Peanut butter squares

After having had lots of orders of the past couple of weeks, it was quite nice to have an experimental bake this week. I'm really enjoying making different slices at the moment and am always obsessed with bakes with peanut butter in. After my baking buddy Amanda did a version of a caramel slice with hazelnut caramel on a brownie base (which were beyond divine and resulted in several long gym sessions after eating just one!) I started to wonder about other types of base and caramel.

I spent a long time looking at recipes on the interweb. The peanut butter topping was quite common, but most slices had either a brownie or shortbread base and I wanted to try something different. In the end I combined various recipes, mostly from Australia with some of my own.

The resulting slice had a chocolate and peanut biscuit base for which I used unsalted roasted peanuts. This was baked before being topped with a layer of peanut butter mixed with sugar and condensed milk and then baked, with thick crazy milk chocolate on top. As the peanut butter layer also needs to be baked to set it, I found it was easy to over bake the biscuit making its slightly dry and crumbly, so if you try this recipe, be aware of that. Not that it didn't taste nice! With all these lovely ingredients, how could it fail to tantalise the taste buds!
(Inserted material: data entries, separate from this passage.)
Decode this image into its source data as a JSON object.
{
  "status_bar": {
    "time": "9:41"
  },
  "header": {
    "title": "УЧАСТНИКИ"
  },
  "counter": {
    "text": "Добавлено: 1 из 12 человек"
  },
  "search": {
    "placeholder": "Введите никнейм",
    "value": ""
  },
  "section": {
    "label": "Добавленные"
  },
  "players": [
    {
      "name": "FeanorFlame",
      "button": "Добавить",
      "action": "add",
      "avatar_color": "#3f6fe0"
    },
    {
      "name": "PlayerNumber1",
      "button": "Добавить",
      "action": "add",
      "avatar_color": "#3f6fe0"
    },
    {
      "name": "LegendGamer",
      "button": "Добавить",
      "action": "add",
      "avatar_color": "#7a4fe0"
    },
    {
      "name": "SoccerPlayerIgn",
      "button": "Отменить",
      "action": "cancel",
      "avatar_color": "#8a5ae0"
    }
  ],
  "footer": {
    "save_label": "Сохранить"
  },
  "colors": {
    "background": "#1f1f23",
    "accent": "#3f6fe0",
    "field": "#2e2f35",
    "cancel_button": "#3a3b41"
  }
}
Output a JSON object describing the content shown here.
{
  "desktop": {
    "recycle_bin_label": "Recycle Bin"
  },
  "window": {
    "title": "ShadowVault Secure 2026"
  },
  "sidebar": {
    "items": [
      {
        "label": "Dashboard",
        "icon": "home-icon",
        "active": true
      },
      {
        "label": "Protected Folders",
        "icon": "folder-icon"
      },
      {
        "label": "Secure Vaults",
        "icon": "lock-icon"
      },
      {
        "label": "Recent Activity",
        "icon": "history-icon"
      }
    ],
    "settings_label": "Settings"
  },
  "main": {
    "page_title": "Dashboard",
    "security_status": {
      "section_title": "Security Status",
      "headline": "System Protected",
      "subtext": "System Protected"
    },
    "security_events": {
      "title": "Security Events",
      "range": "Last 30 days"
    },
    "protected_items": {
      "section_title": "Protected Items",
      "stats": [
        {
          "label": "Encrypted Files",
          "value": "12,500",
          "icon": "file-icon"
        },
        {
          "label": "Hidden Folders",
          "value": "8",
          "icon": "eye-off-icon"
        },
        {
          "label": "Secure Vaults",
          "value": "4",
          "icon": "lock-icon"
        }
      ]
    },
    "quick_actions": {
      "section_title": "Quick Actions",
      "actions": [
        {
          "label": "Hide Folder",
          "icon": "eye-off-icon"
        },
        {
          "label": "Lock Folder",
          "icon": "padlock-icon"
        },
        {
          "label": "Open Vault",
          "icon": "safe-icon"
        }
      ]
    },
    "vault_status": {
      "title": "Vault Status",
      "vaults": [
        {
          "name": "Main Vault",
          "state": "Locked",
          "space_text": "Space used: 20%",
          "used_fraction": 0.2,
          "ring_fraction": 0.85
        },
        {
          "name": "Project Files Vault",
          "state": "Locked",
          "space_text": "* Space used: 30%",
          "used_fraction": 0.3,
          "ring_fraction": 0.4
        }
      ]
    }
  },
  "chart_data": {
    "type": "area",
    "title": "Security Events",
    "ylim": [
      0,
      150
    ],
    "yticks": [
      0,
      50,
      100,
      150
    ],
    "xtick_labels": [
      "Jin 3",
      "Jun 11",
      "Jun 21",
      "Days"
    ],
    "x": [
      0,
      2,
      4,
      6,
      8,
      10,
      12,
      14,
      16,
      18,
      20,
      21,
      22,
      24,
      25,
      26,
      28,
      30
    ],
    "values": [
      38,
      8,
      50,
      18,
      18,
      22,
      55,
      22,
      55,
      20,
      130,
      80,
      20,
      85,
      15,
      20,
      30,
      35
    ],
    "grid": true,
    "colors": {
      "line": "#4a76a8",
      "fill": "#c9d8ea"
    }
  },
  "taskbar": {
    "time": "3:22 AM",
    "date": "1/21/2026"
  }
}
I was pleased with the outcome and will definitely make again, but I may need to go to the gym a few times before eating another slice!

Ingredients

For the biscuit base
200g baking spread
100g caster sugar
200g self-raising flour
2 tablespoons cocoa powder
80g unsalted roasted peanuts roughly chopped

For the peanut butter layer

397g can Sweetened Condensed Milk
280g crunchy peanut butter 
55g soft brown sugar
50g butter
1 egg, lightly whisked 

For the topping

200g milk chocolate
15g butter

Method

To make the biscuit base

1.     Preheat the oven to 180 C / Gas 4. Grease and line a 20cm square deep baking tin
2.     Cream together margarine and sugar until light and fluffy; stir in flour and cocoa powder
3.     Mix in the chopped peanuts so that they are well dispersed
4.     Bake in the pre-heated oven until firm around the edges for about 15 minutes
5.     Allow to cool in the tin for around 10 minutes
To make the peanut butter layer
1.     Reduce the oven to 160 C/ Gas 3
2.     In a saucepan, combine the condensed milk, peanut butter, brown sugar and butter
3.     Stir over medium–low heat until melted and smooth. Set aside to cool for 5 minutes.
4.     Whisk in egg and mix well. Pour over base.
5.     Bake for 15-20 minutes or until just set and golden. Allow to cool completely.
Add the topping
1.     Roughly break up the chocolate and add the butter
2.     Melt in the microwave in short bursts or in bowl over a saucepan of barely simmering water
3.     Pour over the base layer and spread evenly. Give the tin a little shake to get a nice smooth finish
4.     Allow the chocolate to set in the fridge – this should take a few hours

Remove from the fridge and cut into the amount of pieces you would like. You can get 16 normal sized pieces or fewer of the size you’d actually like to eat!